ROANOKE TIMES

                         Roanoke Times
                 Copyright (c) 1995, Landmark Communications, Inc.

DATE: TUESDAY, June 8, 1993                   TAG: 9306080203
SECTION: NATIONAL/INTERNATIONAL                    PAGE: A1   EDITION: METRO 
SOURCE: From The Washington Post and The New York Times
DATELINE: WASHINGTON                                LENGTH: Medium


SCHOOL RELIGIOUS ACTS OK

The Supreme Court in two separate actions Monday opened the door for greater religious activity in public schools, while at the same time revealing the justices' ongoing difficulty with church-state conflicts.

The court ruled that a public school district may not prevent a church group from using its classrooms after school hours simply because of the group's religious purpose.

Although individual justices differed in their reasoning, the court unanimously found that a New York Court lets some banks continue to sell insurance. B8 district was wrong to turn away an evangelical Christian church that wanted to show a film series on child-rearing.

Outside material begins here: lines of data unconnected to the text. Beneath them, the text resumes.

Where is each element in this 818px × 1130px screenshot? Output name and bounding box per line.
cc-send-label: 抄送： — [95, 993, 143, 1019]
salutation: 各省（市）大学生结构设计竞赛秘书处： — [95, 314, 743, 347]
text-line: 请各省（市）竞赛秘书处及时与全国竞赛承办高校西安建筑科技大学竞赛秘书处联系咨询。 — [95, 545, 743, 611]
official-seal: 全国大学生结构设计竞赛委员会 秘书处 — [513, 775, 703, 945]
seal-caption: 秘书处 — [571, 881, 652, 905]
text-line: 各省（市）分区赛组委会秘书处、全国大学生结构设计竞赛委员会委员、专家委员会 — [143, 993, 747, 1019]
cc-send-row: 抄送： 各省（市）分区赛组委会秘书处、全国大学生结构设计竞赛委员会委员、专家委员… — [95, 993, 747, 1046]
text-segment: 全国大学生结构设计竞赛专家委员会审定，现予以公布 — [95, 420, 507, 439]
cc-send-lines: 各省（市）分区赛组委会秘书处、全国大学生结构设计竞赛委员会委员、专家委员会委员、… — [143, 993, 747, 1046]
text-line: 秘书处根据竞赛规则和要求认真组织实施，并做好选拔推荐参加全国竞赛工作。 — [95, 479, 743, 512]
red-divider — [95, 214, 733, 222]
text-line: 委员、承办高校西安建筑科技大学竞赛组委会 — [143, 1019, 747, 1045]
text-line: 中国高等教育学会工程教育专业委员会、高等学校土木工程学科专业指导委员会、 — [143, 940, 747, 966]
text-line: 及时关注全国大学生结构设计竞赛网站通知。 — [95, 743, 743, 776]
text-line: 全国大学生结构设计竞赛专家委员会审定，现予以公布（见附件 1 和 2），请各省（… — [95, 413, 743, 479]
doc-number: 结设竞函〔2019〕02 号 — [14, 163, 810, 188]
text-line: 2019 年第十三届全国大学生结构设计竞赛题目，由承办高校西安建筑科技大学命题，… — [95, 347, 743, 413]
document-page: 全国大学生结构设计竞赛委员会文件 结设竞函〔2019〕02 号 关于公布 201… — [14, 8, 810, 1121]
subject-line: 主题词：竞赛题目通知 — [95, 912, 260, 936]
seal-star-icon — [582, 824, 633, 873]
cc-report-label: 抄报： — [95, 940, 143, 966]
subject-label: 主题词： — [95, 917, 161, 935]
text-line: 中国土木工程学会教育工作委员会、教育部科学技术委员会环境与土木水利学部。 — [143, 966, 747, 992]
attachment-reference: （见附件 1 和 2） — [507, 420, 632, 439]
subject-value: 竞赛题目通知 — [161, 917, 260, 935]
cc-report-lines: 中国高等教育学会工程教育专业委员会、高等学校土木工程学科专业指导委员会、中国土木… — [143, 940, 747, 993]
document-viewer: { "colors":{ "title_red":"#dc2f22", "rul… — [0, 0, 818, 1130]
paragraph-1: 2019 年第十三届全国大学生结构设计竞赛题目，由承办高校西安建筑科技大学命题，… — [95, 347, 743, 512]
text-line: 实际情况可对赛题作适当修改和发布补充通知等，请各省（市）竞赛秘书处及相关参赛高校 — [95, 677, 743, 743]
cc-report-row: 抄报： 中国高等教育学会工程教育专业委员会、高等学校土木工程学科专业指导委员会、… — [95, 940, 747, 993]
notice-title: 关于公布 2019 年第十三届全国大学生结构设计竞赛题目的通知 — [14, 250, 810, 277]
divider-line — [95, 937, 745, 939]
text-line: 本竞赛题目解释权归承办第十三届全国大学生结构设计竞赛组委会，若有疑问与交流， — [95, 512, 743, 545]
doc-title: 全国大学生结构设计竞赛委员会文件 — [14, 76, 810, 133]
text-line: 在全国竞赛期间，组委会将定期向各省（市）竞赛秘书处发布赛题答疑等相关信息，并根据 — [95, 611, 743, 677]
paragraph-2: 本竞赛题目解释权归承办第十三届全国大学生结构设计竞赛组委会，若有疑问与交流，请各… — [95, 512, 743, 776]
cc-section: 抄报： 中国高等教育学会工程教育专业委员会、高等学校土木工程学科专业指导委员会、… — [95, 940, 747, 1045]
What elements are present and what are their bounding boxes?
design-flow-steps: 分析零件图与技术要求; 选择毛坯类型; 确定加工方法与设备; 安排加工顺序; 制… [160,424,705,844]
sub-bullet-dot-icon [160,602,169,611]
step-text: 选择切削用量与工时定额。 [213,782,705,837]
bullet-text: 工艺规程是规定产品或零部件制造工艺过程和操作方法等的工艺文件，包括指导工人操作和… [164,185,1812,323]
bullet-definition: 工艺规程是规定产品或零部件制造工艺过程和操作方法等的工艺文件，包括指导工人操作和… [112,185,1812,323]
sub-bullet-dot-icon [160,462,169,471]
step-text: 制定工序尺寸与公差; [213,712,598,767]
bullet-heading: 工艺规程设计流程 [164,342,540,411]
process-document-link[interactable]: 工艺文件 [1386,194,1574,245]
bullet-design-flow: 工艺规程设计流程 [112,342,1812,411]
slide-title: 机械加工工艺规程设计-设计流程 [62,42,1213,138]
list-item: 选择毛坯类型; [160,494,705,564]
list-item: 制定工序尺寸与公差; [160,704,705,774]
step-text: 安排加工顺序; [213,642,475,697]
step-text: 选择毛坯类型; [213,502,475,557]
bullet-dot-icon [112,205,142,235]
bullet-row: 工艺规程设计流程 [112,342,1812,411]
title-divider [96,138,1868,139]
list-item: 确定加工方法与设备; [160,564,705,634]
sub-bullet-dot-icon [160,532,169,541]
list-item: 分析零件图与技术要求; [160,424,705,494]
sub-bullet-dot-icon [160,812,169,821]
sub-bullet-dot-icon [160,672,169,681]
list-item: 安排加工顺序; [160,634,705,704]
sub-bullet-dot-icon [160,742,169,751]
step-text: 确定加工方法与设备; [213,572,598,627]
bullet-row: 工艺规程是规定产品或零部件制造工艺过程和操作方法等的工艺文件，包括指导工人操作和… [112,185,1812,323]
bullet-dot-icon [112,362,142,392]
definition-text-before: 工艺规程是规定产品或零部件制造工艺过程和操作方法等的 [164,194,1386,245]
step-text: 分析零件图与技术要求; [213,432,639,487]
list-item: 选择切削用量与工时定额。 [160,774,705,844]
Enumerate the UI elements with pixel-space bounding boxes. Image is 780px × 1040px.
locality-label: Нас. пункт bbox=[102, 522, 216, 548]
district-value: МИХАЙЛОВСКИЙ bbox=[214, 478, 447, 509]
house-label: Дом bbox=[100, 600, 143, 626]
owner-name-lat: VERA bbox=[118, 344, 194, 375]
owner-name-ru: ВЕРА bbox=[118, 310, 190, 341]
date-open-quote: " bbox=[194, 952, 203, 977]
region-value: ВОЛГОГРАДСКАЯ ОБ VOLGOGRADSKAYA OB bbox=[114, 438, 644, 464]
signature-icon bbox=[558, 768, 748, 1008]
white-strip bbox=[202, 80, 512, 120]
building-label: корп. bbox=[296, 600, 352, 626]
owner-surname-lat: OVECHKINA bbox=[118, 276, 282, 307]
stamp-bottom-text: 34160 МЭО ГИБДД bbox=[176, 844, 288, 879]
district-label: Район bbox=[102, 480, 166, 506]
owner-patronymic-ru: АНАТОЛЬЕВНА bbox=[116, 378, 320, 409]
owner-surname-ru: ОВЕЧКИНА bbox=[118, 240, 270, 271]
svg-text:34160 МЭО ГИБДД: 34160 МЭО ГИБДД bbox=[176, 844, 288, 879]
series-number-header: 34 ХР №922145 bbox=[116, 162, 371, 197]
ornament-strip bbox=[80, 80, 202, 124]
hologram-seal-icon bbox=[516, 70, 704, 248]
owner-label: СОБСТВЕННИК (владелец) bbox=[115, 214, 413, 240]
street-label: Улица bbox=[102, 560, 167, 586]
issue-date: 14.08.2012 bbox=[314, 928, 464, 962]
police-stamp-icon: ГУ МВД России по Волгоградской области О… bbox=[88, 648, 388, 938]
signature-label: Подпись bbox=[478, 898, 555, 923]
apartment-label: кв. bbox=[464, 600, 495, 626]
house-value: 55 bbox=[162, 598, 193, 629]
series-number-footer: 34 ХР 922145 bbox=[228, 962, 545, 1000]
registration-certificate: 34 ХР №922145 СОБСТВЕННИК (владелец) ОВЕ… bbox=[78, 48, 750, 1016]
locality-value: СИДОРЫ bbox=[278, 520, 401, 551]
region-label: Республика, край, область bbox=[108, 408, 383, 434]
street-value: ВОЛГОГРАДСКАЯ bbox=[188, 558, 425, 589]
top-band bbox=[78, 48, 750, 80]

A victory for both religious organizations and free-speech advocates, the case was consistent with court rulings since 1981 allowing church groups public access.

Separately Monday, the court without comment let stand an appeals court decision permitting prayer at a public school graduation. Just last year, the court ruled unconstitutional prayers at a graduation ceremony in Providence, R.I.

The National School Boards Association had asked the court to take the case, from a district near Houston, because of confusion around the country this spring over whether graduation prayer is allowed.

In another 9-0 decision Monday, the court said that police don't always need a warrant to seize drugs they find while frisking criminal suspects for weapons.

The ruling expands the instances under which police may collect evidence without a warrant, but the court blunted the new rule's reach by strictly limiting how far officers may go in these searches.

The court said the Constitution allows a limited version of the plain-feel rule, but that it applies only when an officer does not go too far in frisking for weapons.

"If a police officer lawfully pats down a suspect's outer clothing and feels an object whose contour or mass makes its identity immediately apparent, there has been no invasion of the suspect's privacy beyond that already authorized by officer's search for weapons," Justice Byron White wrote for the court.

Both the ruling on school access for religious groups and the court's refusal to review the prayer decision Monday underscore the difficulty the court has with balancing the Constitution's mandates of religious freedom and a separation of church and state.

The Constitution says that government "shall make no law respecting an establishment of religion."

Since the 1971 Lemon vs. Kurtzman ruling, the court has, without great uniformity, used a standard that says government practice must have a clearly secular purpose, neither enhance nor inhibit religion and avoid excessive government entanglement with religion. The standard generally calls for strict separation of church and state.

Justice Antonin Scalia, in the school-access case, mocked the court's varying use of the Lemon test and said it should simply be declared dead.

"Like some ghoul in a late-night horror movie that repeatedly sits up in its grave and shuffles abroad, after being repeatedly killed and buried, Lemon stalks our Establishment Clause jurisprudence once again, frightening the little children and school attorneys," Scalia wrote in a concurring opinion. He was joined by Justice Clarence Thomas and endorsed in a separate statement by Justice Anthony Kennedy.

Scalia's contention was that the test has been inconsistently applied to provide little guidance to government officials who do not know when they may allow a church group a public forum or when they would be in trouble for specifically excluding religious interests.

The high court said Monday that a Long Island, N.Y., school district's refusal to let a church use school space to show a film series on child rearing violated freedom of speech. If the school district had permitted its premises to be used, it would not have been an establishment of religion under the three-part Lemon test, the court said.

White, who wrote the majority opinion, said that a policy that specifically excludes religious groups violates free-speech guarantees because it is effectively favoring some viewpoints over others. He rejected the judgment of the U.S. Court of Appeals for the 2nd Circuit that the school property was a limited public forum that could be open only for designated purposes.

He said there would be no violation of the Establishment Clause because the film would not have been shown during school hours, would not have been sponsored by the school and would have been open to the public.

The school prayer case, Jones vs. Clear Creek Independent School District, began after a student and her family challenged the high school's practice of allowing an invocation and benediction at graduation ceremonies.

The U.S. Court of Appeals for the 5th Circuit sided with the district, saying that the prayer ceremony did not violate the Establishment Clause because the prayer was delivered by a student rather than a member of the clergy.